The hunt is now on for Hoke, the German POW survivor Wilhelm Stern, and the two friends Muriel Drake and Cissie.  The four must run, hide and ultimately fight in order to stay alive.

Mere day-to-day survival in this dying post-apocalyptic world continues to be a bitter struggle thwart with danger waiting round almost every corner.  Those that are dying from the Slow Death have become desperate.  Desperation quickly leads to violence.  And keeping hold of any degree of sanity is a battle in itself....

DLS Review:
Hebert’s return to a post-apocalyptic setting is an absolute avalanche of fast-paced desperate action and edge-of-the-seat energy from the very outset.  Indeed, Herbert starts off the tale thrusting the reader right into the thick of it all, with Hoke fleeing for his life through the empty streets of London.  From here the tension and ever present threat of the Blackshirts is constantly at the reader’s heels.  The foot constantly on the accelerator as Herbert keeps on charging forwards with Hoke’s single-minded aim to survive.

The ravaged post-apocalyptic backdrop is portrayed in such a vividly brutal manner, with the emptiness and utter isolation contrasting starkly with the sudden bursts of adrenaline-fuelled danger.  Rubble lined streets and crumbling buildings have become the home of those few remaining survivors.  Much like with the setting of Herbert’s earlier novel ‘Domain’ (1984), his descriptions of a crumbling cityscape provide a masterclass in setting down an atmospheric and inherently oppressive post-apocalyptic premise.

Clearly heavily influenced by Richard Matheson’s classic ‘I Am Legend’ (1954), the novel utilises the close bond between man and dog in an otherwise lonely and uncaring world.  This close relationship is exploited to its full potential by Herbert, engaging the reader with the strong emotional connection and pulling on the reader’s (hopefully) sympathetic heartstrings.

The injection of a love interest between Hoke and Drake adds a somewhat welcome warmth to the otherwise blanket effect of the downbeat and gritty premise.  However, Herbert knows his principal audience, and so cranks this aspect up a couple of notches by throwing in a double-act of graphically sleazy sex scenes to keep the tale travelling along an unashamedly pulpy path.

Characterisation is somewhat skipped over as a rule, other than with the principal protagonist of Hoke.  In Hoke we see a veritable multitude of conflicting character traits, with a painful inner-turmoil and questionable sanity (potentially on the very brink of collapse) forming an excellent underlying substory.  Indeed, the similarities between the characters of Eugene Hoke and Robert Neville from ‘I Am Legend’ (1954) are numerous on such characterisation indulgent qualities.
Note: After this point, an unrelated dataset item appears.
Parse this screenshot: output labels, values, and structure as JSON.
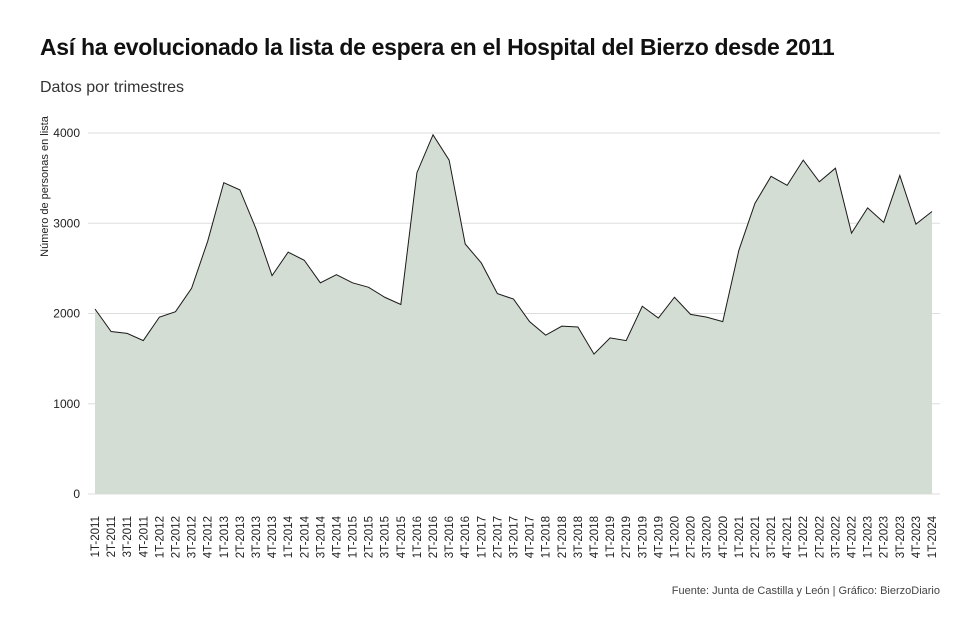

The outrageous use of heart-pumping action and unrelenting violence forces the reader to sit up and take note of everything that transpires in the tale.  Herbert tackles the use of excessive violence head on, with Hoke’s unmoveable hatred for ‘the enemy’ veering further and further towards a matter of an increasingly questionable sanity.  Could there and should there be an end to the violence?  Do so many of those that have come through the Blood Death need to die so unnecessarily?  The mayhem and blood drenched carnage forces a barrage of questions to the surface, the majority of which Herbert addresses in his own brutal and unsympathetic way.

The novel’s ending and ultimate finale is as explosive and dramatic as the rest of the tale that preceded it.  After a heart-wrenching twist, the bloodspill feels justified and absolutely warranted; with the final showdown brought to a suitably grand final sequence.

All in all the novel delivers an absolute tirade of thrills and spills from start to finish.  Herbert goes at the action and explicit violence like a hell-bent man on a mission.  It’s chaotic and bleak.  Energetic and unashamedly pulpy.  There’s hardly a page that goes by without the reader being completely swallowed up by the sheer post-apocalyptic desperation of the novel.  One of Herbert’s very finest offerings to date.

The tale runs for a total of 330 pages.